Getting a good breakfast in on a busy weekday morning, when I'm already worried about walking the dog, showering, and looking like I have my sh*t together (I don't), is pretty much impossible. It is much too easy to stop by Flour Bakery for a fresh croissant or the office cafeteria for a bagel + cream cheese. Of course, starting every day like this is a terrible idea, but I haven't found a consistent take along breakfast that actually wastes zero time in the mornings. Ugh!
That is, until I made these beautiful, delicious and hearty Blueberry Walnut Baked Oatmeal Cups. These are loaded with the wonderful flavors and textures of fresh, juicy blueberries, sweet pure maple syrup, toasty walnuts and a generous pinch of cinnamon. Almond butter and an egg bind together all these wonderful ingredients, along with (of course) some old fashioned oats before baking up in cutesy individual portions in a lined muffin tin.
Breakfast for the week has never tasted so delicious! I recommend cooking these on a Sunday, allowing them to cool completely then storing in an airtight container in the fridge. These are incredibly tasty at room temperature, but I love warming them in the microwave for 20-30 seconds before gobbling them up. Thinking about drizzling a little more syrup on top? Good. Me too! However you eat them, they are sure to keep you full, satisfied and happy until lunch!

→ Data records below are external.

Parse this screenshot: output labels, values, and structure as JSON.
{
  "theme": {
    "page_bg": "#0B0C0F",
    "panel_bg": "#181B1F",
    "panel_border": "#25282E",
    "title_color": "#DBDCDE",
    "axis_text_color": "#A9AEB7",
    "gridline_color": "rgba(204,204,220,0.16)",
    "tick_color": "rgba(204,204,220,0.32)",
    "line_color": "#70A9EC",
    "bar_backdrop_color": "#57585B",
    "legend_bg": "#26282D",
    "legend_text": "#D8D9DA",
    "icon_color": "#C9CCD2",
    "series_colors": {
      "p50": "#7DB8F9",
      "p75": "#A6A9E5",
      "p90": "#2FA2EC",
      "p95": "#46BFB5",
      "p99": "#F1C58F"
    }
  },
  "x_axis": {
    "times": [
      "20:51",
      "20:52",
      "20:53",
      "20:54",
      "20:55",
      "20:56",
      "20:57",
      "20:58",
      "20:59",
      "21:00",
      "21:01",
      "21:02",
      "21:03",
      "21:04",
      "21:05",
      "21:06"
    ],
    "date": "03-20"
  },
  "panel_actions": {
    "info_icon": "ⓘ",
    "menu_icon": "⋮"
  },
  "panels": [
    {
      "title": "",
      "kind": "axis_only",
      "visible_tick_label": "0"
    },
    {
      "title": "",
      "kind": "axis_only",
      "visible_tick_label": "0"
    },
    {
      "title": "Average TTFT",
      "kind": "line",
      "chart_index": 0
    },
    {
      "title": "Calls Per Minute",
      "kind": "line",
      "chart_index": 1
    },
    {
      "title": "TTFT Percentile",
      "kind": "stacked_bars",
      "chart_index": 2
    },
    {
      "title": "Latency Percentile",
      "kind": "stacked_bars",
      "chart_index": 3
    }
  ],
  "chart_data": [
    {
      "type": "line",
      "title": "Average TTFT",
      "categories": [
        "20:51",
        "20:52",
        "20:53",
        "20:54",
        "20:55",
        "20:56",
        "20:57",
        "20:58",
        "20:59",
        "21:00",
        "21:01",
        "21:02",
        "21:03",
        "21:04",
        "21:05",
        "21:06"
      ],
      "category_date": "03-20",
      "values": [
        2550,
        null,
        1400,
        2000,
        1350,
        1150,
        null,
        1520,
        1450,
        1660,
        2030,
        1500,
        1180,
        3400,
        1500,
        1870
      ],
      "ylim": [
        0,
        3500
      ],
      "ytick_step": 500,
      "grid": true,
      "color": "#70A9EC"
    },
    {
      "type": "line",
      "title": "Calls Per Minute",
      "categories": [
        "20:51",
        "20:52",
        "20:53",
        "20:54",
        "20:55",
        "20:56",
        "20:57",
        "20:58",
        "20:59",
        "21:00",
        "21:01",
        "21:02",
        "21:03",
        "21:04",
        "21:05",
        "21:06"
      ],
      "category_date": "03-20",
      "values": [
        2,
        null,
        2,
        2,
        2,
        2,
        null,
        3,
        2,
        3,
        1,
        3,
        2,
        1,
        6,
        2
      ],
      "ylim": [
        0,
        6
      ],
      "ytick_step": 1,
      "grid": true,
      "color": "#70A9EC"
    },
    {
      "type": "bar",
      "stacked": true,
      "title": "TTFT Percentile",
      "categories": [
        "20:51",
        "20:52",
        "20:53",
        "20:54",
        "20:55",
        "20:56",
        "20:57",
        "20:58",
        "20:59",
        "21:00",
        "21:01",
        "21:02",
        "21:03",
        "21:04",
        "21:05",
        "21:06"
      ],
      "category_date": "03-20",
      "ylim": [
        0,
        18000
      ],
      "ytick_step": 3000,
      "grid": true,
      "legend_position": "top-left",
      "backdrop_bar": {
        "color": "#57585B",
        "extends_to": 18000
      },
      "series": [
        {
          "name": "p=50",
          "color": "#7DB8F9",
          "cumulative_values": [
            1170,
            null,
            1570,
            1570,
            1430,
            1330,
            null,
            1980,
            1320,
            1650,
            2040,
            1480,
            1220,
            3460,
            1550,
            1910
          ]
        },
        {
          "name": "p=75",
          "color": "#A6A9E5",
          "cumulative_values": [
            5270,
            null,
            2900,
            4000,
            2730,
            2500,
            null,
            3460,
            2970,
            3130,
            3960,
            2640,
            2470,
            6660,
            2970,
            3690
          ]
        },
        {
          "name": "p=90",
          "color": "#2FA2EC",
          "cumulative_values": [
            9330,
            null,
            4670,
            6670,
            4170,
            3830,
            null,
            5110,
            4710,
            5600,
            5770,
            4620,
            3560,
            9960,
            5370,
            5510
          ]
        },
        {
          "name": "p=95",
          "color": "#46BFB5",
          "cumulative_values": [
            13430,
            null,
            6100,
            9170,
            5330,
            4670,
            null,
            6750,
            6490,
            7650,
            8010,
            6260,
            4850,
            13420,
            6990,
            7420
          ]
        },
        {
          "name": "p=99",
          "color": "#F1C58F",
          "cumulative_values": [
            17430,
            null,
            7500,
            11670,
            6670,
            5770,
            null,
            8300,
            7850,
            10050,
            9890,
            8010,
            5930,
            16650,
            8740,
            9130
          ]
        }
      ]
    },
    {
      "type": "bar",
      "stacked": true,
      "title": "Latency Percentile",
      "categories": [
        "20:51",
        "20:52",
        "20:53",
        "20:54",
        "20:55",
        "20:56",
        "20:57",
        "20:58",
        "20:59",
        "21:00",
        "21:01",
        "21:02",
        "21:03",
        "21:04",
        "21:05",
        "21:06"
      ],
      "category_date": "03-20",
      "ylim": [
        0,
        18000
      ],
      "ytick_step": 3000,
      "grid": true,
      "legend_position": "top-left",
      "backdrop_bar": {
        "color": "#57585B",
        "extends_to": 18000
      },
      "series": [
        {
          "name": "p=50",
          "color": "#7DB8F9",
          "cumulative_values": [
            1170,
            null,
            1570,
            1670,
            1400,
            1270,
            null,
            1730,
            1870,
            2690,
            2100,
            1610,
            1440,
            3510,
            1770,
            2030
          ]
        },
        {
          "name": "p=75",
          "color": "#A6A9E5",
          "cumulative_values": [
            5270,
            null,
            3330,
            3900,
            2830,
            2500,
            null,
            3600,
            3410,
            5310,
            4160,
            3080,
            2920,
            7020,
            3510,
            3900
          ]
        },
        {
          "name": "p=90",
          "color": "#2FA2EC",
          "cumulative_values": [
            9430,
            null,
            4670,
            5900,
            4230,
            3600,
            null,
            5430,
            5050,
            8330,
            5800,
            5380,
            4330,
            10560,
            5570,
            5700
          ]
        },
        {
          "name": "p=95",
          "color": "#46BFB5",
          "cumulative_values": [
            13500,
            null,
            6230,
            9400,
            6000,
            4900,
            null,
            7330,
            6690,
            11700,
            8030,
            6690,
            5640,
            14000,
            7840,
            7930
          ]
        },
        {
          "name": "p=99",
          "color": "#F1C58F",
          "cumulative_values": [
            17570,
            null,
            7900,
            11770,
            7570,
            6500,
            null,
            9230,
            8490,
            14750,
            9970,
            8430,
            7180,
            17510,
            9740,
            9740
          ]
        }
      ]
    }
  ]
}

Here's what you need for Blueberry Walnut Baked Oatmeal Cups* (Print Recipe!)
1 1/2 cups old fashioned oats
1/2 teaspoon cinnamon
1 teaspoon baking powder
pinch of salt
1/3 cup chopped walnuts, lightly toasted in a dry frying pan
1 large egg
2 tablespoons almond butter, melted slightly in the microwave to make it pourable
3/4 cups unsweetened almond milk minus 2 tablespoons
2 tablespoons pure maple syrup
1/3 cup fresh blueberries
paper muffin cup liners and a 6-cup muffin tin for baking
Here's what you do
Preheat oven to 350 degrees and line your muffin tin with paper liners.

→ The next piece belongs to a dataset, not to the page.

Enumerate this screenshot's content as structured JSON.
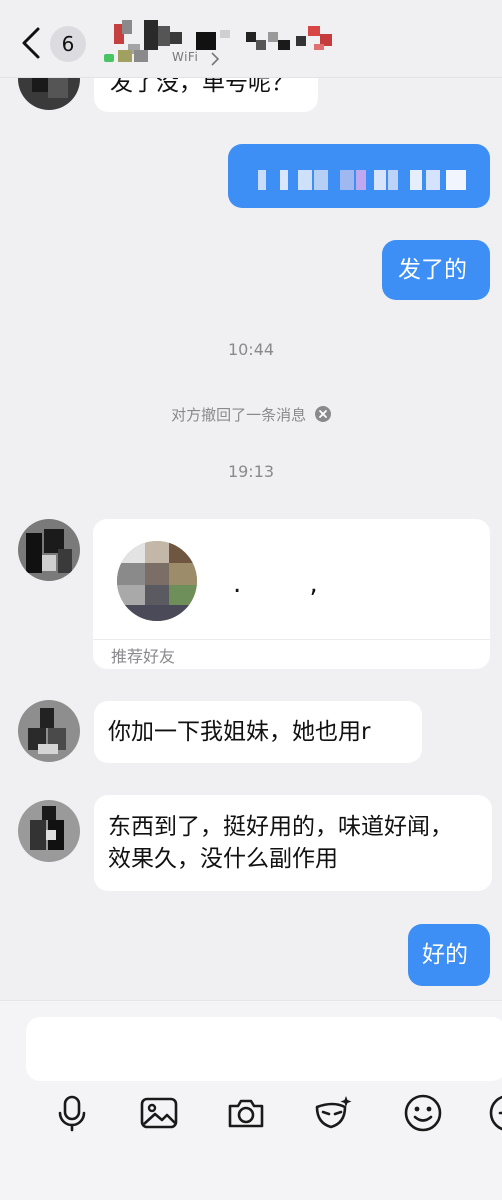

In a medium bowl, whisk together the oats, cinnamon, baking powder, salt and walnuts. In a glass measuring cup, whisk together the egg, almond butter, almond milk, and maple syrup until smooth. Add the wet ingredients to the dry all at once and stir until no dry bits remain. Gently fold in the blueberries, being careful not to break them and turning the batter purple.
Divide the batter evenly between 12 muffin cups and bake for 25-30 minutes or until the top is set and golden brown. Allow to cool in the pan on a wire rack. Enjoy that day or cool completely then store in the refrigerator. Enjoy at room temperature or microwave for 25 seconds to warm. Drizzle on a little maple syrup if desired.